Project: Research project

Project Details


Studies show that elderly persons residing in rural areas receive significantly less outpatient physician care than do urban elderly residents. Although the differentials appear to be large and persistent, surprisingly little research has been directed towards understanding their root causes or assessing their impact on outpatient treatments that require physician intervention including specialty referrals and the use of prescription drugs. This study proposes a formal assessment of the determinants of urban/rural differentials in ambulatory physician contacts and medicine use during 1992 for a nationally representative sample of community-dwelling elderly Medicare beneficiaries. This project will use a database that links person-level information from the new Medicare Current Beneficiary Survey (MCBS) with Medicare claims data and place-of-residence characteristics from the Area Resource File (ARF) and Census Bureau files.
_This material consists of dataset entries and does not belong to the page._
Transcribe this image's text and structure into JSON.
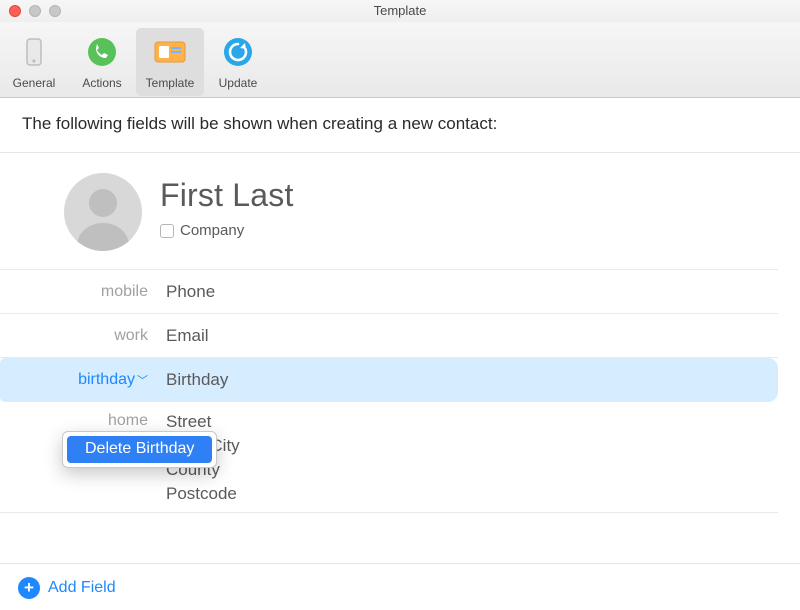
{
  "window": {
    "title": "Template"
  },
  "toolbar": {
    "items": [
      {
        "label": "General",
        "selected": false,
        "icon": "phone-icon"
      },
      {
        "label": "Actions",
        "selected": false,
        "icon": "phone-action-icon"
      },
      {
        "label": "Template",
        "selected": true,
        "icon": "card-icon"
      },
      {
        "label": "Update",
        "selected": false,
        "icon": "refresh-icon"
      }
    ]
  },
  "description": "The following fields will be shown when creating a new contact:",
  "card": {
    "name": "First Last",
    "company_label": "Company",
    "company_checked": false
  },
  "fields": [
    {
      "label": "mobile",
      "value": "Phone",
      "active": false
    },
    {
      "label": "work",
      "value": "Email",
      "active": false
    },
    {
      "label": "birthday",
      "value": "Birthday",
      "active": true
    }
  ],
  "address": {
    "label": "home",
    "lines": [
      "Street",
      "Town/City",
      "County",
      "Postcode"
    ]
  },
  "context_menu": {
    "items": [
      {
        "label": "Delete Birthday"
      }
    ]
  },
  "footer": {
    "add_field_label": "Add Field"
  }
}
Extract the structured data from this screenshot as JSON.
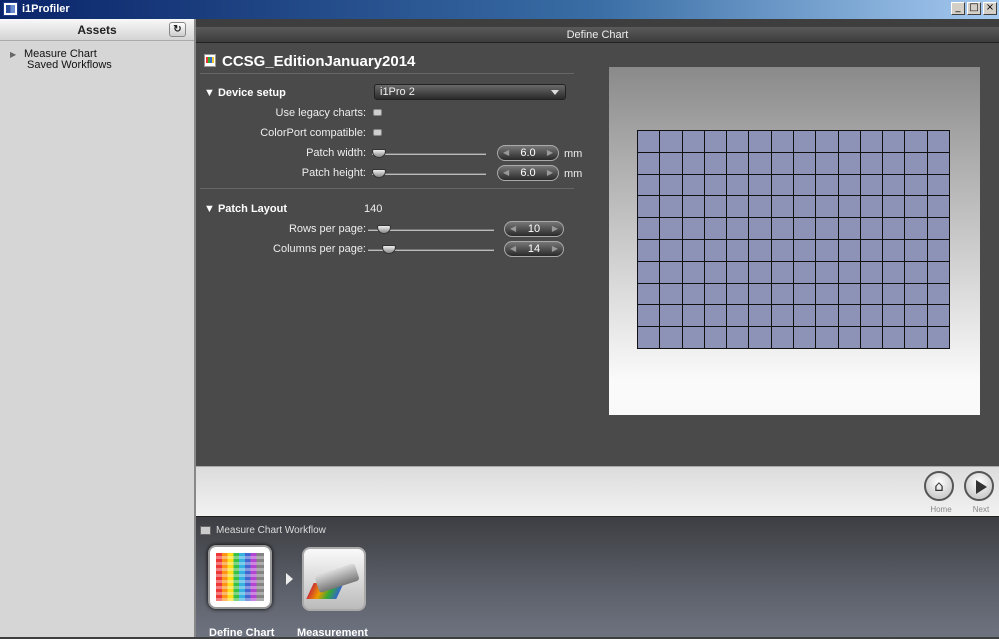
{
  "window": {
    "title": "i1Profiler",
    "buttons": [
      "_",
      "□",
      "×"
    ]
  },
  "assets": {
    "header": "Assets",
    "refresh_icon": "refresh-icon",
    "tree": [
      {
        "label": "Measure Chart",
        "children": [
          "Saved Workflows"
        ]
      }
    ]
  },
  "main": {
    "bar_title": "Define Chart",
    "doc_title": "CCSG_EditionJanuary2014",
    "device_setup": {
      "heading": "▼ Device setup",
      "device": "i1Pro 2",
      "legacy_label": "Use legacy charts:",
      "colorport_label": "ColorPort compatible:",
      "patch_width_label": "Patch width:",
      "patch_width": "6.0",
      "patch_height_label": "Patch height:",
      "patch_height": "6.0",
      "unit": "mm"
    },
    "patch_layout": {
      "heading": "▼ Patch Layout",
      "count": "140",
      "rows_label": "Rows per page:",
      "rows": "10",
      "cols_label": "Columns per page:",
      "cols": "14"
    },
    "preview": {
      "rows": 10,
      "cols": 14,
      "patch_color": "#8d93b7"
    }
  },
  "nav": {
    "home": "Home",
    "next": "Next"
  },
  "workflow": {
    "title": "Measure Chart Workflow",
    "steps": [
      "Define Chart",
      "Measurement"
    ]
  }
}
This project aims to measure the urban/rural utilization differentials in both probability of use and level of use among elderly persons for outpatient physician contacts (by site, physician specialty, referral status, and medical reason for the visit) and prescription drug use (by medical reason for the Rx and number of scripts per physician contact) during 1992. In addition, the project plans to determine the sensitivity of the differentials to alternative urban/rural typologies. The project will employ a hierarchical regression procedure based upon Andersen's behavioral model of health services utilization to explain the source of those differentials, making use of extensive data on the place of residence and the distance-to-care in the linked files. Finally, a series of regression decompositions and simulation exercises will be used to explore the impact of policy changes on health services utilization by rural elderly persons.